The BCR can be used for a range of companies who are involved in a joint economic activity and not linked to the same group head. SCBs may be adopted by the Lead Supervisory Authority to regulate transfers carried out by a group in its capacity as controller or sub-contractor. For Multinationals with subsidiaries that do not have an adequate level of personal data, SCBs are a good solution.

BCRs guarantee the guiding principles :

  • Purpose limitation,
  • Minimization in data collection,
  • Implementation of appropriate technical and organisational security measures, Guarantee of the rights of the persons concerned, Definition and implementation of audits, Guarantee of constant communication with the Lead Supervisory Authority,
  • Training on personal data protection in all entities covered by the BCRs.

What are the advantages and disadvantages of BCRs?

The BCRs constitute a contract between two parties and must therefore be signed by all legal that adhere fully or partially to be applicable.

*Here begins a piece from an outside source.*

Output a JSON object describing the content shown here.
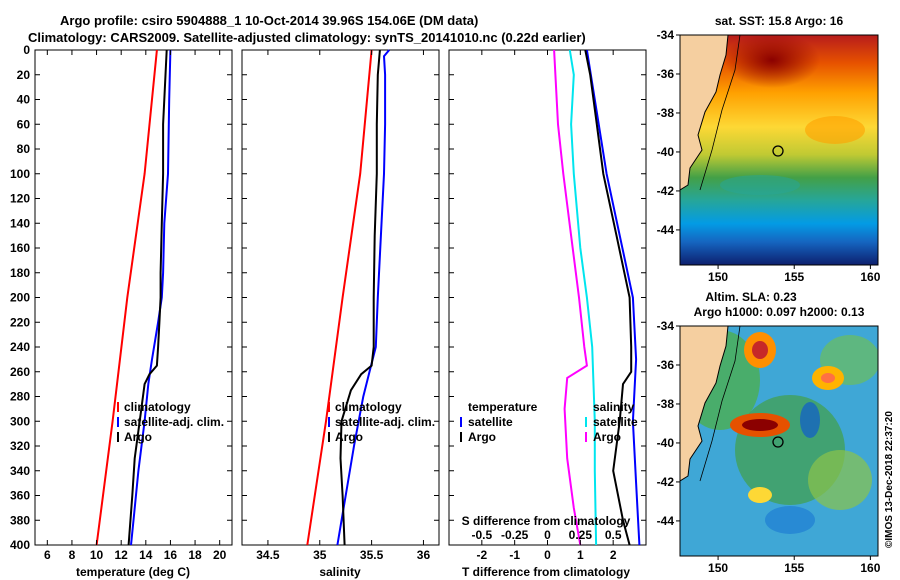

A register associated with the processing register will have to be kept, to identify the Entities of a group that are members and their level of membership (Accountability).

It seems to me that it would be wise to illustrate this definition of some concrete examples.

The CNIL has authorized numerous transfers following the adoption of such rules (BCR) (CNIL Deliberations no. 2015-137 dated May 7, 2015, JORF no. 0138, June 17; CNIL Deliberation no. 2016-038, February 18, 2016, JORF no. 0048 February 26, 2016.

Data controllers and processors are strongly advised to to consult them for information and support purposes.

Finally, the G29 had at the time published information on the rules to be respected in the framework of these binding corporate rules. To conclude, on 6 February 2018, so very recently, the G29 adopted the “working document on binding corporate rules for processors”. which illustrates the value of these rules.

To take advantage of support in bringing your company into compliance with the DPMR, you can can contact Mastaneh Djazayeri from Alpha Conseils Technologie at the following email address [email protected].